Now Wait A Minute...

Please consider the following AP story:

BOSTON - An activist group hoping to pressure the Roman Catholic Church into dropping its long-standing prohibition barring women from the priesthood says it ordained three women on Sunday.

Church officials did not recognize the ordination, and the Vatican has previously warned that women taking part in ordination ceremonies will be excommunicated.

The group known as Roman Catholic Womenpriests held the ceremony at the Church of the Covenant, a Protestant Church in Boston.

Consider again the statement from the Vatican that "...Church officials did not recognize the ordination..."

I don't know about you, but one of the first things that comes into my mind is, you can't have it both ways. Really, you can't.

You can't say that something never happened, which is what the Vatican is saying in that the ordination isn't valid, while at the same time saying the individuals involved will now suffer consequences, and nasty ones at that, for something which either did not or could not happen.

Also, for there to have been a valid ordination, Apostolic Succession must be in place. According to these women's website, that is solidly in place. Check their site, draw your own conclusions.

It's analogous to, oh, let's say, me, swearing you in as a Judge of Commonwealth Court. To state the absurdly obvious, I sure as hell cannot make you a judge, so me just saying the words does no harm. And it certainly doesn't make you a judge.

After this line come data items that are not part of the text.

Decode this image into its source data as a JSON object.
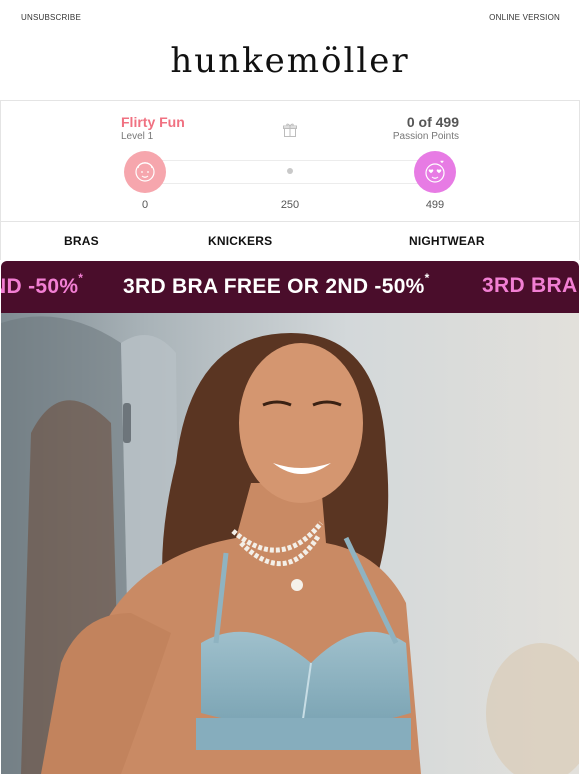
{
  "header": {
    "unsubscribe": "UNSUBSCRIBE",
    "online_version": "ONLINE VERSION",
    "brand": "hunkemöller"
  },
  "loyalty": {
    "tier_name": "Flirty Fun",
    "tier_level": "Level 1",
    "points": "0 of 499",
    "points_label": "Passion Points",
    "progress": 0,
    "scale": [
      "0",
      "250",
      "499"
    ],
    "colors": {
      "tier": "#f07181",
      "start_badge": "#f6a6ad",
      "end_badge": "#e77be4"
    }
  },
  "nav": {
    "items": [
      "BRAS",
      "KNICKERS",
      "NIGHTWEAR"
    ]
  },
  "promo": {
    "segments": [
      "ND -50%",
      "3RD BRA FREE OR 2ND -50%",
      "3RD BRA"
    ],
    "marker": "*",
    "colors": {
      "background": "#4a0d2b",
      "highlight": "#f27fd3",
      "text": "#ffffff"
    }
  },
  "hero": {
    "icon": "lingerie-model-photo"
  }
}
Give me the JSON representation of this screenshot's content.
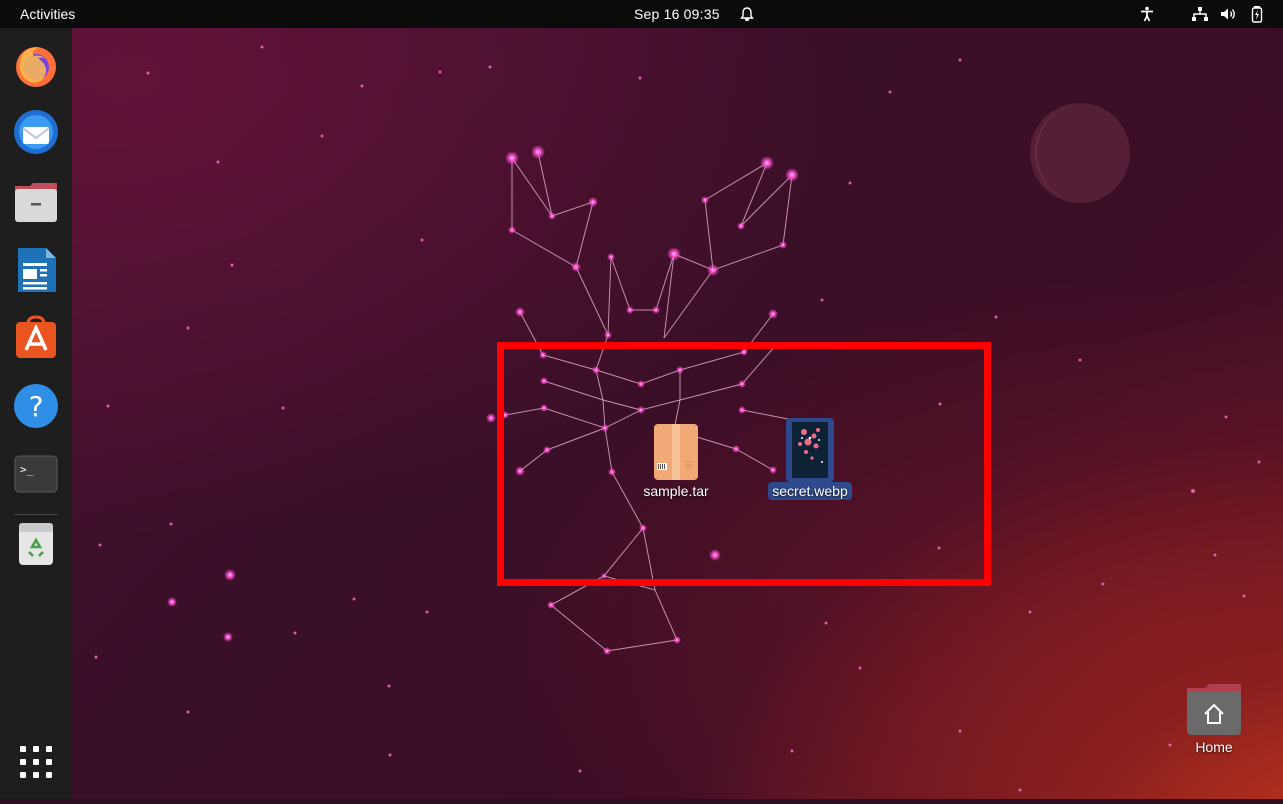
{
  "topbar": {
    "activities_label": "Activities",
    "clock": "Sep 16  09:35",
    "icons": [
      "notification-bell-icon",
      "accessibility-icon",
      "network-icon",
      "volume-icon",
      "battery-icon"
    ]
  },
  "dock": {
    "apps": [
      {
        "name": "Firefox",
        "icon": "firefox-icon"
      },
      {
        "name": "Thunderbird",
        "icon": "thunderbird-icon"
      },
      {
        "name": "Files",
        "icon": "files-icon"
      },
      {
        "name": "LibreOffice Writer",
        "icon": "writer-icon"
      },
      {
        "name": "Ubuntu Software",
        "icon": "software-icon"
      },
      {
        "name": "Help",
        "icon": "help-icon"
      },
      {
        "name": "Terminal",
        "icon": "terminal-icon"
      },
      {
        "name": "Trash",
        "icon": "trash-icon"
      }
    ],
    "show_apps_icon": "grid-icon"
  },
  "desktop": {
    "files": [
      {
        "label": "sample.tar",
        "icon": "archive-icon",
        "selected": false
      },
      {
        "label": "secret.webp",
        "icon": "image-icon",
        "selected": true
      }
    ],
    "home": {
      "label": "Home",
      "icon": "home-folder-icon"
    }
  },
  "colors": {
    "topbar": "#0b0b0b",
    "dock": "#1e1e1e",
    "highlight": "#ff0000",
    "selection": "#2f4a8c"
  }
}
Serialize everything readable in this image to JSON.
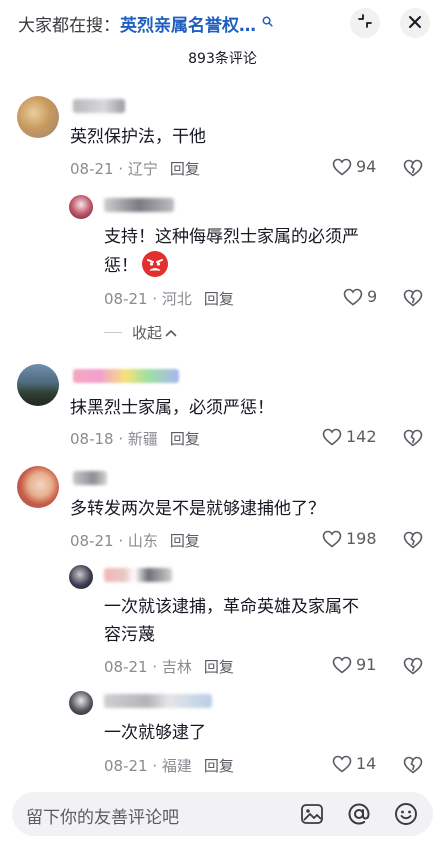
{
  "header": {
    "search_prefix": "大家都在搜：",
    "search_keyword": "英烈亲属名誉权…",
    "search_icon": "search-icon",
    "comment_count": "893条评论"
  },
  "comments": [
    {
      "text": "英烈保护法，干他",
      "date": "08-21",
      "location": "辽宁",
      "reply": "回复",
      "likes": "94",
      "replies": [
        {
          "text": "支持！这种侮辱烈士家属的必须严惩！",
          "text_line1": "支持！这种侮辱烈士家属的必须严",
          "text_line2": "惩！",
          "emoji": "angry-face-emoji",
          "date": "08-21",
          "location": "河北",
          "reply": "回复",
          "likes": "9"
        }
      ],
      "collapse_label": "收起"
    },
    {
      "text": "抹黑烈士家属，必须严惩！",
      "date": "08-18",
      "location": "新疆",
      "reply": "回复",
      "likes": "142"
    },
    {
      "text": "多转发两次是不是就够逮捕他了？",
      "date": "08-21",
      "location": "山东",
      "reply": "回复",
      "likes": "198",
      "replies": [
        {
          "text_line1": "一次就该逮捕，革命英雄及家属不",
          "text_line2": "容污蔑",
          "date": "08-21",
          "location": "吉林",
          "reply": "回复",
          "likes": "91"
        },
        {
          "text_line1": "一次就够逮了",
          "date": "08-21",
          "location": "福建",
          "reply": "回复",
          "likes": "14"
        }
      ]
    }
  ],
  "composer": {
    "placeholder": "留下你的友善评论吧",
    "image_icon": "image-icon",
    "mention_icon": "at-mention-icon",
    "emoji_icon": "smiley-emoji-icon"
  },
  "colors": {
    "keyword": "#1f5fbf",
    "meta": "#8a8b91",
    "text": "#161823",
    "emoji_red": "#e23030"
  }
}
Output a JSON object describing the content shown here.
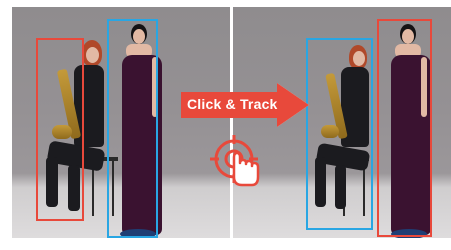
{
  "overlay": {
    "label": "Click & Track"
  },
  "colors": {
    "accent": "#e8493b",
    "box_blue": "#29a6e3",
    "box_red": "#e8493b"
  },
  "icons": {
    "click": "click-target-hand-icon",
    "arrow": "arrow-right"
  }
}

So, either these women are or are not priests. They might be excommunicated priests, but they are priests nonetheless, because once a priest always a priest. I learned that in probably third grade from my Baltimore Catechism via Sister James Francis, IHM. The imprint of Holy Orders never goes away. It may be controlled, limited, confined, and perhaps suppressed, but it never goes away.

Face it, these women are indeed priests. The Vatican's excommunicating them only proves that they are.

Personally, and this is just an opinion, the day is long overdue for the ordination of women.

Insanely overdue is the issue of celibacy becoming optional.

Again personally, I think what these women did was right.

And haven't the men just a swell job of running The Church?